Compare the prototypes:
- Represent ‘income’ of 0:
Age: 36, education: 10, sex: female, hours per week: 40, workclass_Private: 1,
marital-status_NotMarried: 1, occupation_Admclerical: 1, white.
- Represent ‘income’ of 1:
Age: 43, education: 11, sex: male, hours per week: 45, workclass_Private: 1, maritalstatus_Married: 1, occupation_Exec-managerial: 1, white.
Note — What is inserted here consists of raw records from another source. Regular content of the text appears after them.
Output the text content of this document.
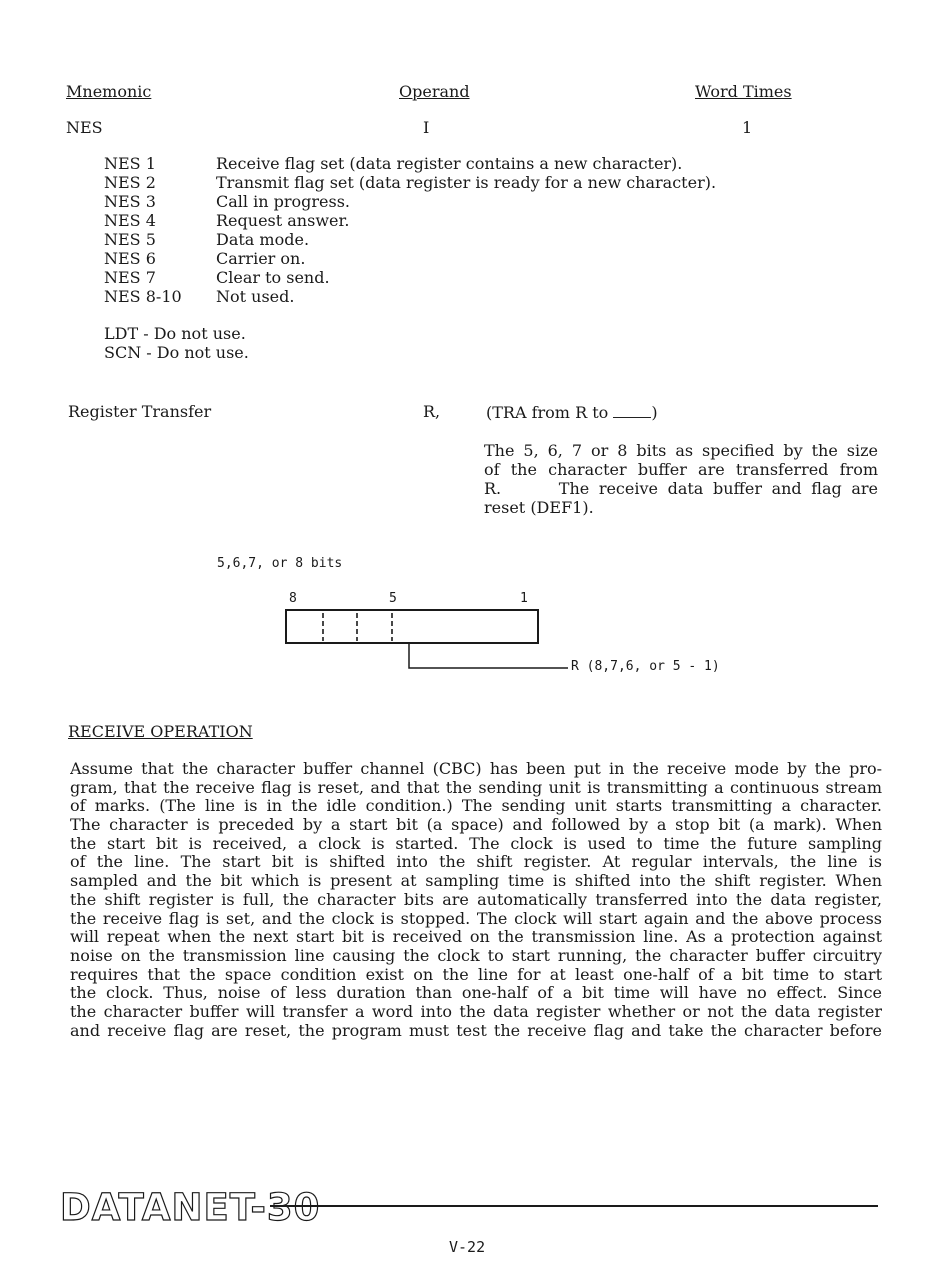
Mnemonic	Operand	Word Times
NES	I	1
NES 1	Receive flag set (data register contains a new character).
NES 2	Transmit flag set (data register is ready for a new character).
NES 3	Call in progress.
NES 4	Request answer.
NES 5	Data mode.
NES 6	Carrier on.
NES 7	Clear to send.
NES 8-10 Not used.
LDT - Do not use.
SCN - Do not use.
Register Transfer	R,	(TRA from R to	)
The 5, 6, 7 or 8 bits as specified by the size
of the character buffer are transferred from
R.      The receive data buffer and flag are
reset (DEF1).
5,6,7, or 8 bits
8	5	1
R (8,7,6, or 5 - 1)
RECEIVE OPERATION
Assume that the character buffer channel (CBC) has been put in the receive mode by the pro-
gram, that the receive flag is reset, and that the sending unit is transmitting a continuous stream
of marks. (The line is in the idle condition.) The sending unit starts transmitting a character.
The character is preceded by a start bit (a space) and followed by a stop bit (a mark). When
the start bit is received, a clock is started. The clock is used to time the future sampling
of the line. The start bit is shifted into the shift register. At regular intervals, the line is
sampled and the bit which is present at sampling time is shifted into the shift register. When
the shift register is full, the character bits are automatically transferred into the data register,
the receive flag is set, and the clock is stopped. The clock will start again and the above process
will repeat when the next start bit is received on the transmission line. As a protection against
noise on the transmission line causing the clock to start running, the character buffer circuitry
requires that the space condition exist on the line for at least one-half of a bit time to start
the clock. Thus, noise of less duration than one-half of a bit time will have no effect. Since
the character buffer will transfer a word into the data register whether or not the data register
and receive flag are reset, the program must test the receive flag and take the character before
DATANET-30
V-22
There is a difference in age, where the richer person is older, and he is older, and he works
5 more hours per week. There is a higher chance that people are richer when
they are older, have higher education, and work more, which makes sense. The richer person
is a married male, while the poorer person is a female who is not married. They have different
occupations.

On the other hand, they are all around middle age, have not much gap in education, work a
a lot, their work classes are private, and they are white.

d) Evaluate the clustering accuracy with the testing set and compare with
the results from 2d.

In [84]:
from sklearn.metrics import accuracy_score

kmeans_test_labels = kmeans.predict(X_test_norm)

accuracy = accuracy_score(y_test, kmeans_test_labels)
print("k means prediction accuracy on test set:", accuracy)

k means prediction accuracy on test set: 0.71355617455896


The accuracy of the k-mean model on the test set is 0.7135, which is lower than that of the logistic regression and SVM model. So, the two previous models might be better for this problem.